En su discurso del 31 de enero sobre el Estado de la Unión ante
una sesión conjunta del Congreso, Bush descartó la posibilidad
de respaldar una amnistía para unos 12 millones de extranjeros
indocumentados.
El presidente destacó que Estados Unidos debe hacer más
estrictas sus normas de inmigración y reforzar la protección
fronteriza, aunque reiteró su propuesta de un programa de
trabajadores temporales.
La idea de permitir la entrada de trabajadores temporales
incomodó al legislador republicano Tom Tancredo, quien ha dado
su apoyo a proyectos de ley tenidos como antiinmigrantes, y
entre los que figura el de penalizar a los inmigrantes que
permanezcan indocumentados en este país.
Tancredo, que avala la construcción de un muro en la frontera
con México, dijo que Estados Unidos debe reforzar la seguridad
en la línea divisoria sur antes de aprobar un plan de
trabajadores temporales.
Para el representante republicano por Colorado, Bush
“tristemente perdió otra gran oportunidad de corregir el curso
de su reforma migratoria”.
“El presidente debe cumplir nuestras leyes de inmigración antes
de considerar cualquier propuesta de trabajadores” extranjeros,
precisó.
Tancredo, que también ha pedido la militarización de la frontera
sur, advirtió que “hasta que se imponga el orden y la ley” en
esa zona con México, en la que asegura que impera la anarquía,
no se podrá hablar de temas laborales migratorios.
Por su lado, la federación sindical estadounidense AFL-CIO tiene
la visión de que se puede garantizar la seguridad fronteriza y
de Estados Unidos en general, como pretende la Casa Blanca, sin
afectar los derechos de los inmigrantes ni del resto de
habitantes de este país.
La AFL-CIO, junto con la Conferencia Católica, la Cámara de
Comercio, la Unión Internacional de Trabajadores de Servicios,
la Asociación de Abogados y otras entidades, apoya la
legalización de los indocumentados.
Estas organizaciones estiman que una eventual reforma sin el
cambio de estatuto migratorio de estas personas, “no solucionará
ninguno de los problemas del maltrecho sistema migratorio
actual”.
Eliseo Medina, que preside la Unión Internacional de
Trabajadores de Servicios, dijo que nadie discute la importancia
de mejorar la seguridad nacional, particularmente en la frontera.

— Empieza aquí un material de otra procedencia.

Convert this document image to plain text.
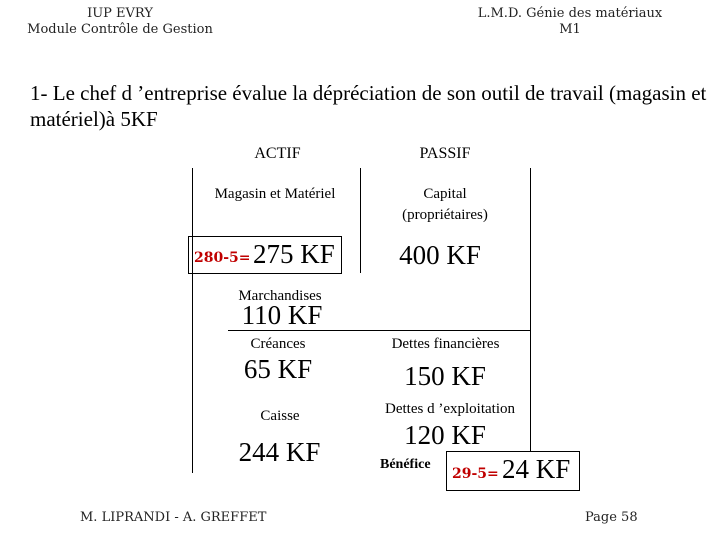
IUP EVRY
Module Contrôle de Gestion
L.M.D. Génie des matériaux
M1
1- Le chef d ’entreprise évalue la dépréciation de son outil de travail (magasin et matériel)à 5KF
ACTIF	PASSIF
Magasin et Matériel
280-5= 275 KF
Marchandises
110 KF
Créances
65 KF
Caisse
244 KF
Capital
(propriétaires)
400 KF
Dettes financières
150 KF
Dettes d ’exploitation
120 KF
Bénéfice
29-5= 24 KF
M. LIPRANDI - A. GREFFET	Page 58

Sin embargo, señaló que estas medidas deben ir acompañadas de un
proceso legal ordenado que permita a los indocumentados
integrarse plenamente a la sociedad de Estados Unidos por medio
de la residencia permanente (green card).
Medina indicó que el refuerzo policial en la frontera debe
incluir “una inteligente” inspección y revisión electrónica,
procedimientos justos, un proceso eficiente y también
estrategias para desarticular a las bandas de contrabandistas de
inmigrantes y de otros delincuentes.
Resaltó que un sistema de vigilancia de esta clase, y la
legalización de los indocumentados, permitiría a la Patrulla de
Fronteras y otras agencias policiales centrar su atención en la
protección de los habitantes de Estados Unidos, en lugar de
desviar sus esfuerzos en la persecución de extranjeros “sin
papeles”.
Tanto Medina como otros líderes hispanos esperan que el Congreso
actúe de forma inteligente y apruebe una reforma migratoria
global que beneficie a todos los niveles de la sociedad.